FANO - Non c’erano sciarpe, striscioni, bandiere a salutare Gianni Gentili, nel momento in cui la città ha reso l’ultimo saluto al presidentissimo del Fano Calcio, ma è giusto che fosse così: il tifo da stadio è giusto che rimanga nello stadio e ieri la squadra granata era impegnata in un nuovo incontro infrasettimanale al Mancini contro il Legnago, senza dimenticare un patron che l’ha reso famoso.

Un minuto di silenzio
Come è avvenuto a Pesaro domenica scorsa nella partita contro la Vis, anche allo stadio Mancini, ieri, si è svolto un minuto di silenzio, mentre nello stesso istante il feretro di Gianni Gentili (morto a 82 anni) entrava nella chiesa di San Paterniano. Qui silenzio e commozione l’hanno accolto. Sulla bara è stato steso un cuscino di rose bianco rosse, quasi a simboleggiare i colori delle due società che Gentili aveva presieduto.
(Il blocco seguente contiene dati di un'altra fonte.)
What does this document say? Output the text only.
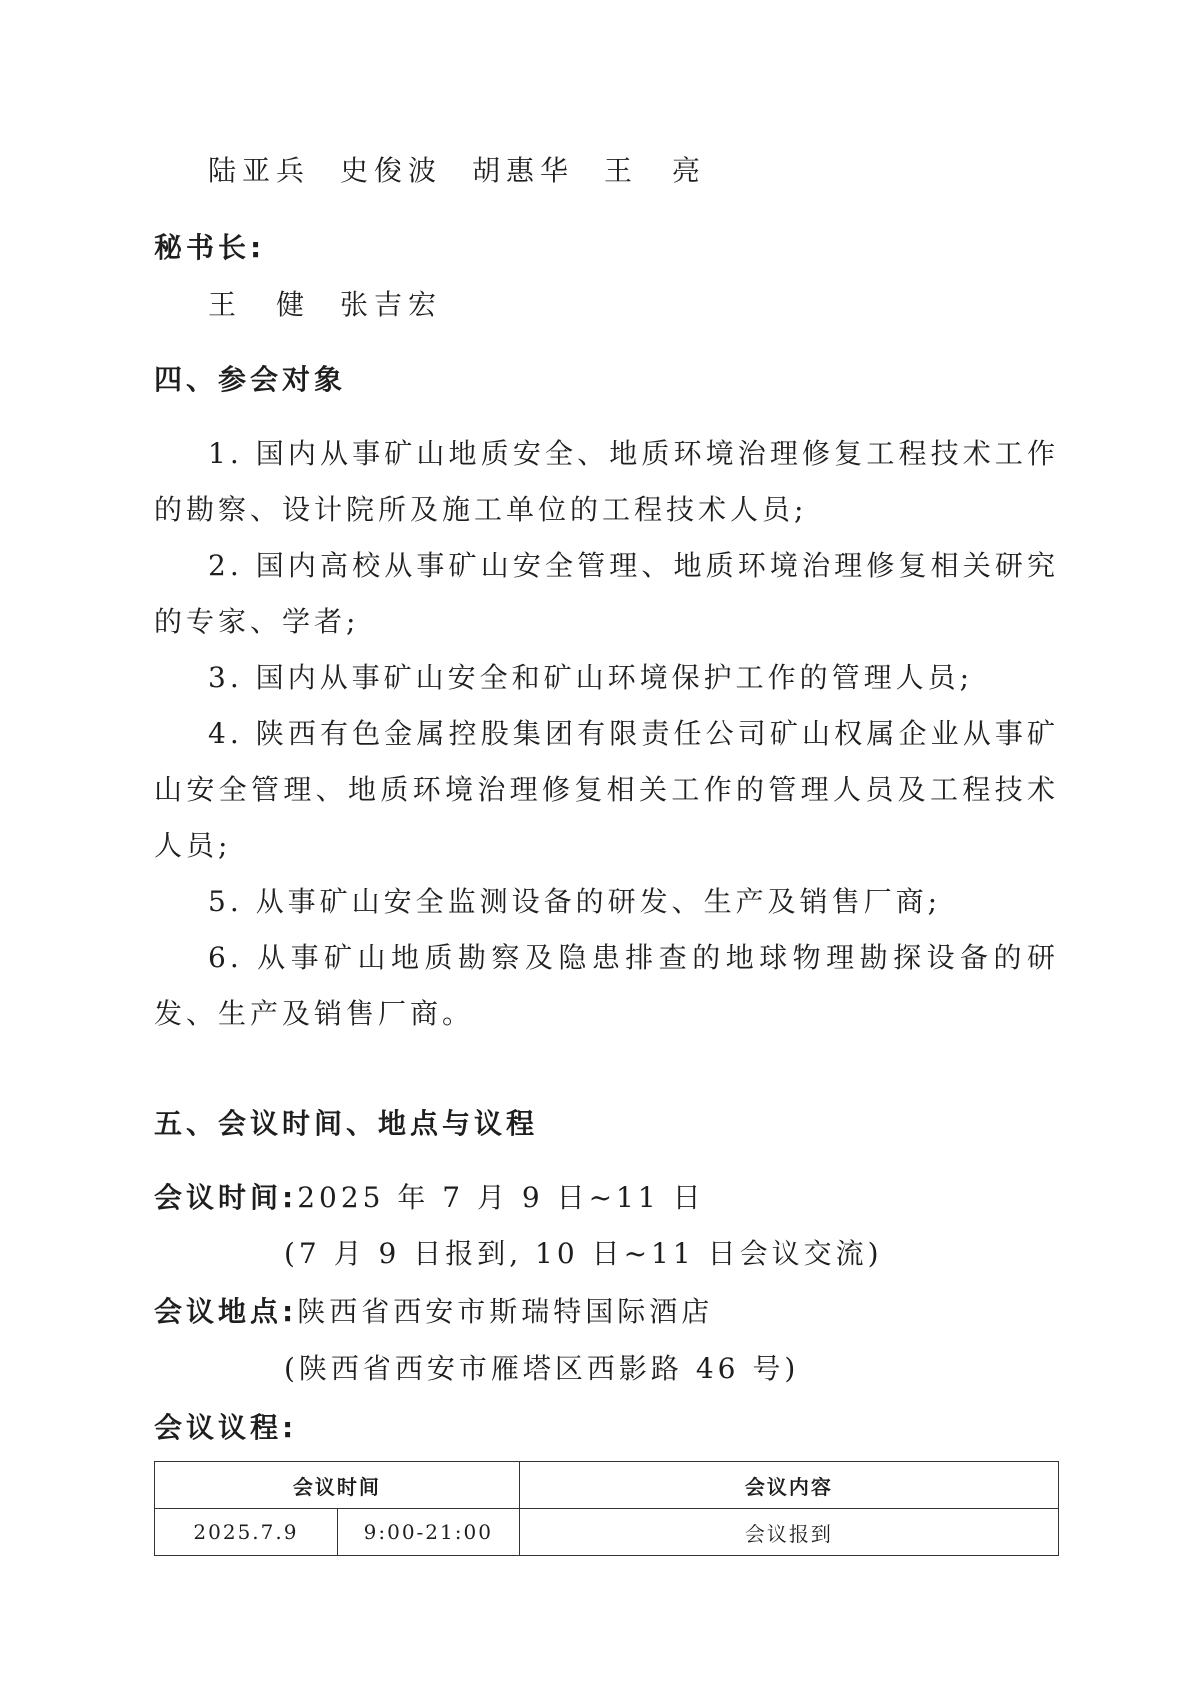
陆亚兵 史俊波 胡惠华 王　亮
秘书长:
王　健 张吉宏
四、参会对象
1. 国内从事矿山地质安全、地质环境治理修复工程技术工作的勘察、设计院所及施工单位的工程技术人员;
2. 国内高校从事矿山安全管理、地质环境治理修复相关研究的专家、学者;
3. 国内从事矿山安全和矿山环境保护工作的管理人员;
4. 陕西有色金属控股集团有限责任公司矿山权属企业从事矿山安全管理、地质环境治理修复相关工作的管理人员及工程技术人员;
5. 从事矿山安全监测设备的研发、生产及销售厂商;
6. 从事矿山地质勘察及隐患排查的地球物理勘探设备的研发、生产及销售厂商。
五、会议时间、地点与议程
会议时间:2025 年 7 月 9 日~11 日
(7 月 9 日报到, 10 日~11 日会议交流)
会议地点:陕西省西安市斯瑞特国际酒店
(陕西省西安市雁塔区西影路 46 号)
会议议程:
会议时间		会议内容
2025.7.9	9:00-21:00	会议报到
Nei primi banchi: i figli, i nipoti, i parenti, seguiti dagli amici e da chi l’Alma l’ha avuta sempre nel cuore e non ha dimenticato i tempi d’oro.

Ma padre Dino Mascioni che ha celebrato il rito funebre ha preferito mettere in risalto i valori morali dell’uomo e della sua famiglia, a partire da un significativo episodio accaduto durante l’ultima guerra, quando a soli 3 anni il piccolo Gianni fu colpito in una gamba da una scheggia di una bomba. Per i medici non ci sarebbe stata altra soluzione che amputare l’arto, ma il padre replicando «O vivo con due gambe o morto con una gamba sola!» si oppose, ottenendo che il figlio, a parte una vistosa cicatrice, salvasse la sua integrità fisica. Una determinazione che contraddistinse con una volontà ferrea anche l’esistenza di Gianni, definito “un vero combattente”. «Di uomini così – ha concluso il celebrante – la nostra società ne avrebbe bisogno!».

L'affetto della gloriosa Alma
Un’altra commossa testimonianza è stata resa da Giacomo Vagnini che da conducente di autobus aveva intrapreso una confidenziale amicizia con il presidente del Fano Calcio. Vagnini, infatti, era colui che conduceva il mezzo con il quale la squadra si recava nelle località in cui giocava in trasferta. Un rapporto basato sulla stima e reciproco rispetto, del quale, proprio nel momento della mancanza si avverte maggiormente il valore. Un brevissimo intervento lo ha fatto anche il dottor Manlio Pierboni, medico del Fano Calcio che nelle sue poche parole ha concentrato tutta la commozione per la perdita dell’amico. Barbaresi e Servadio, i due giocatori della grande Alma, hanno rappresentato infine l’affetto dei campioni di allora.

Al termine, ancor più commovente è stato il saluto della moglie Maria Teresa che per ragioni di salute non potendo venire in chiesa si è affacciata alla finestra della casa di fronte.